Hace tres años ya que Alicia dejó de vivir en el país de las maravillas y el agujero por el que cayó la llevó a conocer la soledad. Allí no se encontró con ningún Conejo Blanco o Liebre de Marzo, sino con la Verdad, esa dama fría en forma de espejo, que no le dijo si había en el mundo alguien más guapa que ella, porque esa cualidad la tenía otro que no pertenecía a este cuento, sino que le mostró la nada, el vacío insondable que se abismaba tras sus ojos castaños.

Tres años habían pasado desde que Alicia supo que había perdido la exclusividad de las caricias de su marido. Que su cabello rubio platino, que escondía sus primeras canas libres de amoniaco, exploraba otros territorios. Que otras pieles, que aún no precisaban de leches corporales ni cremas antiarrugas libres de parabenos, se rozaban con la suya en casas ajenas.

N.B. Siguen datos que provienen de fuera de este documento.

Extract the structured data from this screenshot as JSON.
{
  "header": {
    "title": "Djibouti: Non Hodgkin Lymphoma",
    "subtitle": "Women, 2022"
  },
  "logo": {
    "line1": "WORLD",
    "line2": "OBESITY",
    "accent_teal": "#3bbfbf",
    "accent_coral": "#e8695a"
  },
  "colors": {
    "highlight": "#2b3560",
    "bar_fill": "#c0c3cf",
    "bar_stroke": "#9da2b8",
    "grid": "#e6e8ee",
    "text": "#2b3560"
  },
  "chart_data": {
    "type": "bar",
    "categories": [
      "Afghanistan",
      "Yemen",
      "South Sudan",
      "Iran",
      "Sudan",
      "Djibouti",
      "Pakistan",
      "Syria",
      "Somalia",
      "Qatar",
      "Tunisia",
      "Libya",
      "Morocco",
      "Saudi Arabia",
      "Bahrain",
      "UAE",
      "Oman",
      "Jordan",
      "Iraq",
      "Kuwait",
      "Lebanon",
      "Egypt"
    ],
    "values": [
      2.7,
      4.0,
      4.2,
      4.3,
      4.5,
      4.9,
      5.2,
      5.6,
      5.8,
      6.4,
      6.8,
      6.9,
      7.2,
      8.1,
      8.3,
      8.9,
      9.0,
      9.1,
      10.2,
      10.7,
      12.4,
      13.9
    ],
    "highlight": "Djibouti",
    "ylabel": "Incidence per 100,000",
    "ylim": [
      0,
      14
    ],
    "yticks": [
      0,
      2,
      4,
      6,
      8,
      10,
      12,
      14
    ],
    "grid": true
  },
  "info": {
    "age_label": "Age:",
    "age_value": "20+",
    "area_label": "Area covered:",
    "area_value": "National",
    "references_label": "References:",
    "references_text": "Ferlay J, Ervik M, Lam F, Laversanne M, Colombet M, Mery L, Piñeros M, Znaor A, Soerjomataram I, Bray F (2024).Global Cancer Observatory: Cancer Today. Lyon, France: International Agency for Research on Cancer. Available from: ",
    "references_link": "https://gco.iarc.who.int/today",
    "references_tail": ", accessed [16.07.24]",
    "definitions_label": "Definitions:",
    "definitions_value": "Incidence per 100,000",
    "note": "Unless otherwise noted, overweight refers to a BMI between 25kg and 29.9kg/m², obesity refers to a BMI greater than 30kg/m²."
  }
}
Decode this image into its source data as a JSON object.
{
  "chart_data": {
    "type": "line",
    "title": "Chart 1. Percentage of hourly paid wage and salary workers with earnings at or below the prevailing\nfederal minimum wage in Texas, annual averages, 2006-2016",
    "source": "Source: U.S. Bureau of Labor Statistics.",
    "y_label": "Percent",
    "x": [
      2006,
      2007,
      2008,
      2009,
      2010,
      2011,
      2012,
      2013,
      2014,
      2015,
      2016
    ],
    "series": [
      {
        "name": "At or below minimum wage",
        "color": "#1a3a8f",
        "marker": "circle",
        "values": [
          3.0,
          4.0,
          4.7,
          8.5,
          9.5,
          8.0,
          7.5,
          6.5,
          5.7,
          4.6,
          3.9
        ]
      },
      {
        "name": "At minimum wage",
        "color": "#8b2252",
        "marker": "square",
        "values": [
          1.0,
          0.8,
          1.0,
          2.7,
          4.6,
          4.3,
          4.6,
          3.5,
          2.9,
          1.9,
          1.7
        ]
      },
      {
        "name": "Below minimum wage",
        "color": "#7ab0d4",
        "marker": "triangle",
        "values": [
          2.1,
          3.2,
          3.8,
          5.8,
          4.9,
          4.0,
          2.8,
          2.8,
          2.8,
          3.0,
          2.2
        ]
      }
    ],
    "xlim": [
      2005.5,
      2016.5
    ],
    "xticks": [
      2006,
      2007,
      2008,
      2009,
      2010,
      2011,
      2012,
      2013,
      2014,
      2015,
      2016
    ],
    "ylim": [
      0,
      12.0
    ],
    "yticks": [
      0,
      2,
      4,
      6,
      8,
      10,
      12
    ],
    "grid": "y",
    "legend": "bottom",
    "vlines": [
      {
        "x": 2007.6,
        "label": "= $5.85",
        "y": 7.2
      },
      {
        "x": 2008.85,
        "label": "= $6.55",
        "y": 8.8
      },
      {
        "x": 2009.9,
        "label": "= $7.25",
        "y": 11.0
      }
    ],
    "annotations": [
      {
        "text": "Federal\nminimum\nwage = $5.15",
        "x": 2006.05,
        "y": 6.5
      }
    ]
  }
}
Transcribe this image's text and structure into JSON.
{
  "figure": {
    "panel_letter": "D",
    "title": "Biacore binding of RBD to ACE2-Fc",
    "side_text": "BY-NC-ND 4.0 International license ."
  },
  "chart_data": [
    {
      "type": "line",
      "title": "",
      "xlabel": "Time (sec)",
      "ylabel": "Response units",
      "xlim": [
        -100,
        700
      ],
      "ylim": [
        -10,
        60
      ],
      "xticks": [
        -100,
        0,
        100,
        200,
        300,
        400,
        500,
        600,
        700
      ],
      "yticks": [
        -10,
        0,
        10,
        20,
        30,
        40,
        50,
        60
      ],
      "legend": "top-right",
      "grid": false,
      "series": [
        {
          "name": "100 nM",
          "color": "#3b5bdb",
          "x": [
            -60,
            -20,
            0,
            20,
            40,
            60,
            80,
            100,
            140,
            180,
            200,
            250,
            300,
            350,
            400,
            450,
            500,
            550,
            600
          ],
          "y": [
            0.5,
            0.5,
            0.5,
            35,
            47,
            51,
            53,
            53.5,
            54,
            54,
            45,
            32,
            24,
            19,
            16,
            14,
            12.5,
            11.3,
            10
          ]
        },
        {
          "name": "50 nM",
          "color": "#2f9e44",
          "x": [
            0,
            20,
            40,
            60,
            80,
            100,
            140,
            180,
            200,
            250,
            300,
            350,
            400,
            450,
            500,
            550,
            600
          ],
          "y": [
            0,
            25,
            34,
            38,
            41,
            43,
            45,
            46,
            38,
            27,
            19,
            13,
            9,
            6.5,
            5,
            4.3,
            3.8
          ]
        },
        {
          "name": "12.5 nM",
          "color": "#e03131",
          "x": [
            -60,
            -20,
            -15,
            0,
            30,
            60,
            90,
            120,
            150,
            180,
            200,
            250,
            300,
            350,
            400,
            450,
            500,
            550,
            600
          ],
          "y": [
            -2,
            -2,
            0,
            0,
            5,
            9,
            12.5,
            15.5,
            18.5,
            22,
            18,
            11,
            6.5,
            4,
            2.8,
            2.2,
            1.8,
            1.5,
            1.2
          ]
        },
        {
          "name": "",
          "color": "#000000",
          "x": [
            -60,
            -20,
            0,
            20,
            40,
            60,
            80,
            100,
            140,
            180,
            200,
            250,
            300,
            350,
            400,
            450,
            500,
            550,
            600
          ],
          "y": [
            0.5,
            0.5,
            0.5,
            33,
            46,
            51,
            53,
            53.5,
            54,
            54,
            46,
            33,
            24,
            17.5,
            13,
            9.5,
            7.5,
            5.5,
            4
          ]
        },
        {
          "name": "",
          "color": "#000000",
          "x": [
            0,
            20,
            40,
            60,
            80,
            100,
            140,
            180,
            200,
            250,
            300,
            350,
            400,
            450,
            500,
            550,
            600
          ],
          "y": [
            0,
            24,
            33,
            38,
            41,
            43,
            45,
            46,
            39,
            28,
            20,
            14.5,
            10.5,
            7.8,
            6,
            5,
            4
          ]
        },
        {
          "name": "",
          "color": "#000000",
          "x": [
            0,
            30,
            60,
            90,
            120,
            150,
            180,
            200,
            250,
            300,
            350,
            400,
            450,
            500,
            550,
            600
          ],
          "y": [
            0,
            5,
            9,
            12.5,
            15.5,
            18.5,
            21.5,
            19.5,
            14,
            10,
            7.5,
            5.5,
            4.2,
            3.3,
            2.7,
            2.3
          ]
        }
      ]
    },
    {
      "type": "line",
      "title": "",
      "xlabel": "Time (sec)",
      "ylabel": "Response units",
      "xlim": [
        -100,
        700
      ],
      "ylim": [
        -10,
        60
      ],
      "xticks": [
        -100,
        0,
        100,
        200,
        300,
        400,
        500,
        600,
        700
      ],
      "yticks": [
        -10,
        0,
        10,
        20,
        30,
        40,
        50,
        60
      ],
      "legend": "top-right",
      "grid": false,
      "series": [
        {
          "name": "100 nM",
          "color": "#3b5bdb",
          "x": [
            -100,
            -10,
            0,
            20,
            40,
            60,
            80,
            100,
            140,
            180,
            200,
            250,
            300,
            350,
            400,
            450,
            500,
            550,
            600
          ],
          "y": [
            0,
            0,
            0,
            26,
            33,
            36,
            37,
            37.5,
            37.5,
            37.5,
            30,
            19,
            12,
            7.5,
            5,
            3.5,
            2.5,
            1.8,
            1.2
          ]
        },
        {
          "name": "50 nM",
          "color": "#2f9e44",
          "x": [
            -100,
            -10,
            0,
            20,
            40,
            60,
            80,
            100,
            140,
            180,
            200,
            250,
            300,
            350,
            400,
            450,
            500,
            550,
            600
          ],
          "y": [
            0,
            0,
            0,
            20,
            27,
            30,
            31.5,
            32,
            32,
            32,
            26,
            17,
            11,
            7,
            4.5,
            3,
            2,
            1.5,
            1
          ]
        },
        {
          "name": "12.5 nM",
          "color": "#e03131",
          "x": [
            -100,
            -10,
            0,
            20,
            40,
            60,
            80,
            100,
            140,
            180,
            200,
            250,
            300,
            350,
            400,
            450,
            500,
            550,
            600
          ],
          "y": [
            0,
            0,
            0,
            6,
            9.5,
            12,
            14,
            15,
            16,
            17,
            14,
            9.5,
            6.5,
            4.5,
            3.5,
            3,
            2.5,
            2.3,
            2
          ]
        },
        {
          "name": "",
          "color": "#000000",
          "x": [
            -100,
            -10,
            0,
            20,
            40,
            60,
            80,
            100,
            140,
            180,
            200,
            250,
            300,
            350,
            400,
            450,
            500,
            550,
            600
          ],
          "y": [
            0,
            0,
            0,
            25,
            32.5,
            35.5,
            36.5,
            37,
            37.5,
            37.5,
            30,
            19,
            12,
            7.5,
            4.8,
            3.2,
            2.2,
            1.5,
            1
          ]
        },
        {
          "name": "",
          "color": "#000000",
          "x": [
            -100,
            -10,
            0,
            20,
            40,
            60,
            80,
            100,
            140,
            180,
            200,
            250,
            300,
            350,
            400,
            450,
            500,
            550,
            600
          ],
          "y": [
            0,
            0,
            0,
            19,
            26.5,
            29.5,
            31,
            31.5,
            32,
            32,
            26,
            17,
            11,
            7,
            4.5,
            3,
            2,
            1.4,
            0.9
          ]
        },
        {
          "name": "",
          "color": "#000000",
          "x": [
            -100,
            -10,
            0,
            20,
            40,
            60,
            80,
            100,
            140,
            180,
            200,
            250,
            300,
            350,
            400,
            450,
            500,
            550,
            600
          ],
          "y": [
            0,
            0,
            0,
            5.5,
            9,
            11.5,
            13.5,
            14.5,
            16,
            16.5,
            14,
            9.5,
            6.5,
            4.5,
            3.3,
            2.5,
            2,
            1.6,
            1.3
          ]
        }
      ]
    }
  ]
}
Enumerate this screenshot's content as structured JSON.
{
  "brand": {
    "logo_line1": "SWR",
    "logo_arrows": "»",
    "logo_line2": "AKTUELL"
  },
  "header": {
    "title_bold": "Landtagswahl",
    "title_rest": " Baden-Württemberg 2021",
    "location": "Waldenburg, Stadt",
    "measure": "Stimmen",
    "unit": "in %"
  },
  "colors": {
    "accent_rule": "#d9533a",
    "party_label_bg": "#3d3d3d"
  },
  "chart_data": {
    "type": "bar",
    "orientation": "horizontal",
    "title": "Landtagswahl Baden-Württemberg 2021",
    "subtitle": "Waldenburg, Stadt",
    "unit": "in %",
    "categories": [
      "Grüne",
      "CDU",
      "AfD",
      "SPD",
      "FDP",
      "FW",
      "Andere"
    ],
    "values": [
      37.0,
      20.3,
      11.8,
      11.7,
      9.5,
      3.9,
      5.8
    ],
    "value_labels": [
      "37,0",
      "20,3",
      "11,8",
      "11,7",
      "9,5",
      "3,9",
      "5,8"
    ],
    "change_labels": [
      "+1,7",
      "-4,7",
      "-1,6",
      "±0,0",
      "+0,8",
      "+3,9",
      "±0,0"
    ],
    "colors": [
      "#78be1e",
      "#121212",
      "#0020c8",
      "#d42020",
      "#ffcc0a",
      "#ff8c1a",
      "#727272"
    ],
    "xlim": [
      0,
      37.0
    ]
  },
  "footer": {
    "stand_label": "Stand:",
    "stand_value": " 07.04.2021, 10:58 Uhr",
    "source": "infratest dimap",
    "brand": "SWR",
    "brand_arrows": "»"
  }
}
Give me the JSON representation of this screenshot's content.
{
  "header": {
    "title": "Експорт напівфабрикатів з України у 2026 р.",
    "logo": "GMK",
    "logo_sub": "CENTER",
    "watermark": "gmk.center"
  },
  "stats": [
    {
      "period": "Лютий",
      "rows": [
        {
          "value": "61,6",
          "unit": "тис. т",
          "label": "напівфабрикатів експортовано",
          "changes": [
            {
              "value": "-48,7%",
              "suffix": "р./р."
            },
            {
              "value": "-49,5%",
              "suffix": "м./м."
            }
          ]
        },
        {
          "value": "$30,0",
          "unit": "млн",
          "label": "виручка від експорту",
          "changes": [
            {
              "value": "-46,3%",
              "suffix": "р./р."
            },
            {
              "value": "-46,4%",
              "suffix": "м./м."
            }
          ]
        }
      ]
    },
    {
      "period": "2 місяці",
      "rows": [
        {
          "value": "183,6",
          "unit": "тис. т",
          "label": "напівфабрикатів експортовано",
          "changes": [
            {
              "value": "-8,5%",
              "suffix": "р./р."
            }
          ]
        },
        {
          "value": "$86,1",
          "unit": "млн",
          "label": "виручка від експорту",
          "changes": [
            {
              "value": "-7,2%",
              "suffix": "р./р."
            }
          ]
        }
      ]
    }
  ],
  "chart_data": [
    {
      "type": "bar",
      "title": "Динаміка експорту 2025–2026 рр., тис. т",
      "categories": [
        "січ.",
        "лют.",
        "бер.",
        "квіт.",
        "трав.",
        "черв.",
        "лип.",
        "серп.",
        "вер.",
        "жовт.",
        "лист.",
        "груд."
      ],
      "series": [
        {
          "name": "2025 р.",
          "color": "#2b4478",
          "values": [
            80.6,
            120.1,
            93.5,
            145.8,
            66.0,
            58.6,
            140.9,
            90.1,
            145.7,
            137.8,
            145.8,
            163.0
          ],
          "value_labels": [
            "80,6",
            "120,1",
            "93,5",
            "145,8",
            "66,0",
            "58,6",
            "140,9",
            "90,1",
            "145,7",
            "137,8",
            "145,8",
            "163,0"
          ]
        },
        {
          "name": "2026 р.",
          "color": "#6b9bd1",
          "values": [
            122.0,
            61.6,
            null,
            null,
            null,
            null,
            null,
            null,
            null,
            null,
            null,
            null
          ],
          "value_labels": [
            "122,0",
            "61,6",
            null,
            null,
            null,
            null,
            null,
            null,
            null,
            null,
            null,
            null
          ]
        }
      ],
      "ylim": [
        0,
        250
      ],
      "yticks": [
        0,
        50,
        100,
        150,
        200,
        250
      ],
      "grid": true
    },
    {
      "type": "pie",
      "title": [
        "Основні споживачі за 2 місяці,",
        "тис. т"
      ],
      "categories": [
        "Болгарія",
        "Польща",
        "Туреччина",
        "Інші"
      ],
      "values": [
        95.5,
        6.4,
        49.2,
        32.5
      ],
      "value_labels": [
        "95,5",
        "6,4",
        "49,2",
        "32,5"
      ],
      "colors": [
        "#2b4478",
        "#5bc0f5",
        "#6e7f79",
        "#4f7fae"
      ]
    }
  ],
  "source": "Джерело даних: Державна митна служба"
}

Alicia cayó en la lona, sonada, como un boxeador al que golpean por el flanco que consideraba más protegido. Y se quedó sola, por mucho que sus tres hijos pequeños la acompañaran, por mucho que su madre, viuda desde hacía más tiempo, tratara de desvivirse por ella.

Yo no conocía a Alicia, nunca la había visto por la farmacia. Ella me dijo que alguna vez había entrado. A por una loción para los piojos de los niños, buscando una crema para las ojeras tras la que ocultar su pena... Recuerda que una vez se llevó una oferta de cápsulas para detener la caída del cabello que los tintes y el estrés se empeñaban en contrarrestar.

Aquel día vino, como siempre según ella, desesperada, en busca de un colutorio que curase las llagas que le quemaban la lengua, la boca entera, que calmase el ardor que le reconcomía el alma. Había probado con todo, había visitado a no sé cuántos médicos, incluso especialistas, pero nada, nunca había logrado resolver el problema que apareció, también, como todo lo malo, hacía casi tres años.

La hice pasar a la consulta y le pregunté por los medicamentos que tomaba. Me respondió que no tenía mucho tiempo, y que tampoco entendía muy bien que un farmacéutico tuviera una consulta en la farmacia, incluso quiso saber si también era médico. Le dije que no, que no lo era, pero que el antidepresivo que tomaba podría ser el causante, y que le iba a escribir una nota a su médico para que lo sustituyese por otro diferente que no le produjera ese problema.

No supe más de Alicia hasta la semana pasada. No la reconocí, ella fue la que se identificó. El rubio platino 7D de su cabello se había tornado en un castaño caoba 4M que le favorecía más si cabe. Sentí un latigazo helado en la espalda cuando me mostró su lengua, libre de heridas y cicatrices del pasado. También me confesó que, desde que había cambiado el tratamiento, las bolsas en los ojos habían desaparecido. Estaba feliz, dormía mejor e incluso pensaba plantearle a su médico suspender poco a poco el nuevo antidepresivo. Hasta practicaba zumba en un gimnasio.

Me dijo que quería agradecerme lo que había hecho por ella invitándome a cenar, que ese fin de semana los niños estarían con su ex, y su madre en un viaje del Imserso. Otro escalofrío recorrió mi espalda hasta la nuca. Me excusé, balbuceé una disculpa que ni yo mismo creí. Lo último que deseaba, bueno, no, lo último que deseaba, no, lo que no creía que debiera hacer era volver a comenzar el cuento.